For downloading all the files:

❯ aicrowd dataset download --challenge esci-challenge-for-improving-product-search

For downloading selected files:

# Using wildcard or file names, below will download all the Task 1's files
❯ aicrowd dataset download --challenge esci-challenge-for-improving-product-search "Task 1*"

# Using ID given in the table during listing
❯ aicrowd dataset download --challenge esci-challenge-for-improving-product-search 1

And obviously to install AIcrowd CLI :wink:, you can do:

❯ pip install -U aicrowd-cli

Welcome to KDD Cup and hoping for your submissions soon! :rocket:

3 Likes

Hi @shuliang, the files are hosted on S3 so it is unlikely that there is issue on the server side.
Can you try changing your internet ISP in case it is throttling the download speed? :cry:

We will release compressed versions too soon for making it more accessible.
Please let all your feedbacks come in! :hugs:

Hi @Roundrobin, you can submit 5 submissions/task/day/team.

HI, @shivam for task-1, i see queryids are overlapping, is it expected? see attached screenshot for your reference!
Text of query_id=0 is overlapping in query_id=1 and so on
Screenshot 2022-03-29 at 4.29.08 PM

1 Like

Hi @shreyansdhankhar, we are looking into it at the moment, stay tuned for the updates! :innocent:

Cool, will wait for the update then !

@shivam: for each query do we need to recommend the top-10 product ids in Task-1?

Also, on the test set for task 1 there are many duplicates

2 Likes

This should be addressed in the v2.0 release of the dataset.

1 Like

Hi @mohanty @shivam ,
I have some questions about the timeline and rules.

  1. Entry Deadline: July 15, 2022 at 00:00:00 UTC. I’d like to know the exact meaning.
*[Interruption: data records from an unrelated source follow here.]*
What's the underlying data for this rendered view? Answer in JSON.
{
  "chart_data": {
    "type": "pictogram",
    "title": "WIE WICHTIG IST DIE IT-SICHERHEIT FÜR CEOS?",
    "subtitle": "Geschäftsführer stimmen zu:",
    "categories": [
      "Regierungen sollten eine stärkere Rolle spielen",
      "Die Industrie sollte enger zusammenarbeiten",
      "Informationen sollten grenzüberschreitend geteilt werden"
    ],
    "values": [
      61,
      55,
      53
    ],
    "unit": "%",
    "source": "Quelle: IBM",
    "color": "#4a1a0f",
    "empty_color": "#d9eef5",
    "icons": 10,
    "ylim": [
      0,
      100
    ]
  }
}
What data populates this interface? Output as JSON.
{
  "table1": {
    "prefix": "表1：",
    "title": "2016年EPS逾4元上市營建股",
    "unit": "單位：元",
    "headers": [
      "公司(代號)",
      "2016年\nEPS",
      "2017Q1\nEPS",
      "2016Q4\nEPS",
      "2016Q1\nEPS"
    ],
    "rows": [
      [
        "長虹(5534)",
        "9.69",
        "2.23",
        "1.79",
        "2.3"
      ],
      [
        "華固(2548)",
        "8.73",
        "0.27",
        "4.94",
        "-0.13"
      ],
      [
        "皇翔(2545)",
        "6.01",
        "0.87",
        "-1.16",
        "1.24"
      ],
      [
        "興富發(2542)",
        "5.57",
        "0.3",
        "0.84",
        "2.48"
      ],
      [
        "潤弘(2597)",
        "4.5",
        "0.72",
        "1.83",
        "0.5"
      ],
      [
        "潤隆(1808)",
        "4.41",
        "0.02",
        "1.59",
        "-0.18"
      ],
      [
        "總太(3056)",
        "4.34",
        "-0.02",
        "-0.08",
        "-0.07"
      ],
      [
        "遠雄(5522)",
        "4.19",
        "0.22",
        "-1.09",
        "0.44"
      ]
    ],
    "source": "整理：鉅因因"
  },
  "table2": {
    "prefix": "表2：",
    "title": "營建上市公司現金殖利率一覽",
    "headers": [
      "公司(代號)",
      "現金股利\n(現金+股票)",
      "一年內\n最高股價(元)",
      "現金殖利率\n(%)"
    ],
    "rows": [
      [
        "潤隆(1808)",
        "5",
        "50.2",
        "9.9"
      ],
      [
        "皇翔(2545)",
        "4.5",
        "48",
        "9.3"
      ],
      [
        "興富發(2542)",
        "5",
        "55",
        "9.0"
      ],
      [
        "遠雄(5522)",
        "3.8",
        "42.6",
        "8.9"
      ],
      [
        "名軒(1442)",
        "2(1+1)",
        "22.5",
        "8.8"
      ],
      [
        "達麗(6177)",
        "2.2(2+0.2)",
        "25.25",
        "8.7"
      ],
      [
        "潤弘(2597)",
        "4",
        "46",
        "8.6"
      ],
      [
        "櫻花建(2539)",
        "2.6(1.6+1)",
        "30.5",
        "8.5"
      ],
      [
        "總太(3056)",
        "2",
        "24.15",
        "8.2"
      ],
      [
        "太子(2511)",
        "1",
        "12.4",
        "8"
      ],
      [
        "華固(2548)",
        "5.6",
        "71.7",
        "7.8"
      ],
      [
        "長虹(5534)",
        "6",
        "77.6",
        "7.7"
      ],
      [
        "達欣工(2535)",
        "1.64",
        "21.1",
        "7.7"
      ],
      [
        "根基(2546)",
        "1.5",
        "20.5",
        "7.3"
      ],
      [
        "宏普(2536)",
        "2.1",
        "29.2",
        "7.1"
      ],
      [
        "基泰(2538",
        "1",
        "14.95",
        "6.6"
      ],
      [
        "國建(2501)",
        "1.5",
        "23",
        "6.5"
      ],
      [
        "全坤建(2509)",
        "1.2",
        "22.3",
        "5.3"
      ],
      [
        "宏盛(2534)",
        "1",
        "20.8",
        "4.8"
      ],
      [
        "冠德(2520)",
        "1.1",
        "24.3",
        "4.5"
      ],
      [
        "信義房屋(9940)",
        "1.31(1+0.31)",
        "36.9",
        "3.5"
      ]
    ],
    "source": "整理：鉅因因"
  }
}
Which is correct? Submit by July 14 at 23:59:59 or by July 15 at 23:59:59?
  2. Can we use the other task’s dataset? E.g., make a model for task 1 by training with task 1-3 datasets.
  3. Can we use some external data?
  4. Can we use some public pre-trained model?
  5. When admin or AIcrowd platform runs inference against the test dataset by using my submission (code and model), is there a limitation about computation time?
5 Likes

Hi! I want to make a code submission but it says ’ I am not authorized to access this page’ … you say i need to accept the challenge rules by clicking on the Participate button but i cant find it. Could you help me find it?

Hi @olivertautz,

You can find the participate button on the challenge page.
https://www.aicrowd.com/challenges/esci-challenge-for-improving-product-search

Thank you! I clicked it but it still doesnt work :frowning:

Can maybe only team leads do code submissions or something?

Hi @olivertautz, that’s not the case, and any team member can submit in the challenge (not only the team member).

Can you please help by sharing relevant URL (Issue page, submission ID, etc) and/or a screenshot?